We’re out shopping. It’s a normal store. Normal enough. Clothes on racks. Hats on display. Maybe a kimono or two draped on a mannequin, but other than the signs posted in Japanese, the store could almost be mistaken for one located behind a massive parking lot on the edge of pretty much every American suburb.
But then something weird happens. Turn a corner and an entire section is pulsating with tinny, high-pitched music and cheerful carnival-like bells and whistles. There are rows and rows of machines creating a cacophony of sound, beckoning shoppers (gamblers? kids? teens?) to play. It’s not just an arcade of video games. Some of the machines have screens revealing complicated cartoon videos of action heroes engaging in battle or saucer-eyed, pink- and blue-haired girls in short skirts dancing robotically to pop songs. There are also mechanical games, the ones with the big claw you can almost never make grab the stuffed animals lined up inside the clear box or the marbles which have to follow complicated arcs and turns to finally find rest. Slot machines beckon, with tiny stools in front. If someone is seated there, he’s usually a slight, elderly, Japanese man, engrossed in his game.
There are Taiko drum machines, with two matching drums waiting for players to beat in competition with one another. There are child-sized police cars or motor bikes or bullet trains that wriggle and shake if you give them money. There are legions of smiling cats, dogs and woodland creatures peering out from behind the glass fronts of almost every machine. They seem to say, “We are Japanese and we are not afraid of light and noise and color.”
Neither are American children.
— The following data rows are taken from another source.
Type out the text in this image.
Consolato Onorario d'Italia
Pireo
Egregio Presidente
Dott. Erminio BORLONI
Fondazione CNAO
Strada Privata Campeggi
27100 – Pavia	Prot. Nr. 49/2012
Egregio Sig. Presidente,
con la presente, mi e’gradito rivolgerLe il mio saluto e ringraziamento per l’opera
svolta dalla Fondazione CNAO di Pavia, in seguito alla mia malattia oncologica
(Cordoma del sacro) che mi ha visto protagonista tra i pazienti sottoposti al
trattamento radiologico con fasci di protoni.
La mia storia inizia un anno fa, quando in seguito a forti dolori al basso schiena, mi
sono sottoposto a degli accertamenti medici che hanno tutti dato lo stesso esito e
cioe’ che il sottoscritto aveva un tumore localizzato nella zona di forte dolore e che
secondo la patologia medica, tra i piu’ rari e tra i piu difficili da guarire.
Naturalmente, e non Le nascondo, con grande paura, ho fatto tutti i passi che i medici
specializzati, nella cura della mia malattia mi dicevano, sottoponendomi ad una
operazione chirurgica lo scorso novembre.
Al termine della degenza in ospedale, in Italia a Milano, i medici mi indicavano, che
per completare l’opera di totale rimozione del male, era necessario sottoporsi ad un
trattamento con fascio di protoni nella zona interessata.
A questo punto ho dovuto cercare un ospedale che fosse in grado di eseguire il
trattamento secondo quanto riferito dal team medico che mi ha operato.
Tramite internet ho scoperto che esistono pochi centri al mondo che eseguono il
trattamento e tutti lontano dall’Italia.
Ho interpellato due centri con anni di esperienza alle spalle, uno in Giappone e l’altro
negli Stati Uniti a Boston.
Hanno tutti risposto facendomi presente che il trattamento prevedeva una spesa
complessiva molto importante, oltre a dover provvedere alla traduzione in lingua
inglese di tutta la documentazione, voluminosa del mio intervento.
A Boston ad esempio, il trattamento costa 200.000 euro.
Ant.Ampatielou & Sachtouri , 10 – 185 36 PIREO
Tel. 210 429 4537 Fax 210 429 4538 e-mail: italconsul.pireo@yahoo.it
In fact, they embrace light and noise and color. Every time we’ve encountered one of these play areas, Liam has yanked hard on my arm, dragging me in to these modern mazes. The first one we found was two weeks ago on the top floor of the Seiyu, the Japanese Wal-Mart that occupies a block of downtown Fussa. We emerged from an escalator to find ourselves facing one of these play areas. Jet-lagged and still a little shell-shocked, I dug out a 100 yen coin and let him take a spin on a strawberry- and teddy bear-themed mini merry-go-round. It’s the last money I’ve had to spend. He’s too little to realize he’s not really playing any of the games. They gurgle and shout and wink at him regardless of tokens or cash; he’s just as happy to hit their red and blue buttons with no obvious response.
Today, we visited the Daiei store in Fussa with a friend, L, who also just moved here from Dayton. We did a little browsing in the grocery and house wares portion of the store, but the real show came once we took the elevator upstairs. Like Liam, her two small children were entranced by the arcade play area. For an hour or so, we watched the kids skitter from machine to machine. Perhaps we should have worried about overstimulation – or seizures! – but it was so much fun watching how delighted the kids were by the arcade. Only hunger and the promise of lunch gave us suitable fodder for enticing them away from a giant yellow Pokémon character big enough for two small children to sit inside.
Weird, indeed. But good weird. Liam is still living in a nearly empty house with just a few toys to keep him company. He’s so under-stimulated at home that a little over-stimulation probably is good for cosmic balance…
You took a picture of Anpanman. He meant so much to my kids when they were little (and most kids in Japan since the ’80s) .
Here are a couple posts I wrote:
A superhero whose head is made of a sweet-bean filled bun? How wonderful! Thanks for sharing!
Yes, he’s very popular here. I’m sure you’ll begin to notice his image on many kids’ toys and clothes here.